Thursday, November 30, 2006

Daniel Pipes: The outsiders role in academic hirings

A couple of days ago Daniel Pipes published a column that led off with this question:

Should outsiders try to influence the hiring or tenuring of university faculty?

Well, you shouldn't be surprised that academics believe that outsiders should have no role in hiring or tenure decisions.

Here's what Pipes thinks:

I beg to differ. Educational institutions may appoint whomever they wish, but they cannot expect immunity from public criticism. Precisely because academe offers unique job security, public evaluation of untenured academics has a potentially vital role. The more pre-tenure scrutiny, the better. Organizations like Campus Watch focus precisely on those areas that tenure committees typically miss.
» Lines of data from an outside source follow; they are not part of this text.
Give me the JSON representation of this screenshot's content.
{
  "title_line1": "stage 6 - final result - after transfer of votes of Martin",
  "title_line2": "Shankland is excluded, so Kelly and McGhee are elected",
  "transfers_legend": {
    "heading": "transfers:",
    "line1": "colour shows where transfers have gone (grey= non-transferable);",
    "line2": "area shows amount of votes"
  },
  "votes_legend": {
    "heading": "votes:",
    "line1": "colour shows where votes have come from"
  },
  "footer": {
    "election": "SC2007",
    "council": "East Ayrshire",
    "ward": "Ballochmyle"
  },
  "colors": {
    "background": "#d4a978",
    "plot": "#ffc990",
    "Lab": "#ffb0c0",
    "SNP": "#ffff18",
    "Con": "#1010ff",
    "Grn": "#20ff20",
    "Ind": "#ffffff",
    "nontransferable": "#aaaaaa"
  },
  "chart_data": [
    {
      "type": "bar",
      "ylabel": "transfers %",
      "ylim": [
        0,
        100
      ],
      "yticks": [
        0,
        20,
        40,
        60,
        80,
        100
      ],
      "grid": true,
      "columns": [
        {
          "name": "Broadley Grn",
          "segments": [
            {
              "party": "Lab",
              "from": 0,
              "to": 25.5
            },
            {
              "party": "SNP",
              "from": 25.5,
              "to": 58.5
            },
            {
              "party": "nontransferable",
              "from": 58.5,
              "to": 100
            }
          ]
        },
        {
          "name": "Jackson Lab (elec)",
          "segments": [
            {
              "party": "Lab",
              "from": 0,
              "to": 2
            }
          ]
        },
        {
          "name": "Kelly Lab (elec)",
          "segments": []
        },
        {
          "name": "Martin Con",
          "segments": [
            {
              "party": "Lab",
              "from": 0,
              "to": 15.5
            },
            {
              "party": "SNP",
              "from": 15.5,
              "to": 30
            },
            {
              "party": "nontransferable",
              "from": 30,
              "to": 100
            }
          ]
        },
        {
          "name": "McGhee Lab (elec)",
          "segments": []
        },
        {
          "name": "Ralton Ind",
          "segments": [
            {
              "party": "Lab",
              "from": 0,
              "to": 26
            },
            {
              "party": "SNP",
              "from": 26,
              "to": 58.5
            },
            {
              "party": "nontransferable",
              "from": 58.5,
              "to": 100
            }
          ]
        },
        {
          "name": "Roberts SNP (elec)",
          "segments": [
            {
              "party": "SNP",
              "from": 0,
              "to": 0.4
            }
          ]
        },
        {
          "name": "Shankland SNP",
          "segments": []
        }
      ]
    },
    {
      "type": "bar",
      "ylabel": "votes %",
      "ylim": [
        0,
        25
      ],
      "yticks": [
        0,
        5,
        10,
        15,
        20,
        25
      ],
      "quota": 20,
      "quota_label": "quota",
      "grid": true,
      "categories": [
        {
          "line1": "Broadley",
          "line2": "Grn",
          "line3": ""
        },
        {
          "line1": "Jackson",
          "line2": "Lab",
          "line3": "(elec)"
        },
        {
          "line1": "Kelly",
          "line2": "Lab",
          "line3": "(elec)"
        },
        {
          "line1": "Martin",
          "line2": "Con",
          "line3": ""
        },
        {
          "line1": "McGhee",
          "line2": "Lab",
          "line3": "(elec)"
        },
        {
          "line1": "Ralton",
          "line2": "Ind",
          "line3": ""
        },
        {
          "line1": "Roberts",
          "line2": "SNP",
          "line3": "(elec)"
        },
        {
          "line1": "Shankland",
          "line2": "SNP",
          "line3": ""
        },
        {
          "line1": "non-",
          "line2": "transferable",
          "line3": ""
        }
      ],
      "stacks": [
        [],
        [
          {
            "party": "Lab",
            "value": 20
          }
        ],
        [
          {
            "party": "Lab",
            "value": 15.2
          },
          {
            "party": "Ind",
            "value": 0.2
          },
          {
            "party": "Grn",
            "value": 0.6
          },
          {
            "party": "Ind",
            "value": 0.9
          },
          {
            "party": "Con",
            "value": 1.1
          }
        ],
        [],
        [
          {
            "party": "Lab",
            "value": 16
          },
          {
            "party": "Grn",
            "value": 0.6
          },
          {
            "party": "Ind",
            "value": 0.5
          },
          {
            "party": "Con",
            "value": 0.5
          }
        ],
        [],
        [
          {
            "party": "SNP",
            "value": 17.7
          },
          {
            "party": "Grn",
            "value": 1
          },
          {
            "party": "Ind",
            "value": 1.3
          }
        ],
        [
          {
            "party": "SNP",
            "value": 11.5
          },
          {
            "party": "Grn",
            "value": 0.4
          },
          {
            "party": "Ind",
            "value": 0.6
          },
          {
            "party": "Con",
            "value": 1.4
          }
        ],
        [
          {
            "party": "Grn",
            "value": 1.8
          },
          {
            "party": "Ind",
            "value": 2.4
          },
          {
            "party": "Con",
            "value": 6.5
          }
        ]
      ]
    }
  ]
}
As for tenured faculty, robust public criticism can keep them in line by embarrassing them and hurting their credibility. Juan Cole characterizes senior professors as "sort of like baseball players" whom other teams look at "from time to time, as recruitment prospects." In response, Martin Kramer of the Shalem Center notes that "We don't put baseball players on pedestals, and a whole section of the newspaper relentlessly criticizes their performance. Academics want to have it both ways: lifetime job security, sports-like celebrity, lots of vacation time, and no accountability."

Hat tip to Dr. Steven Plaut for this story.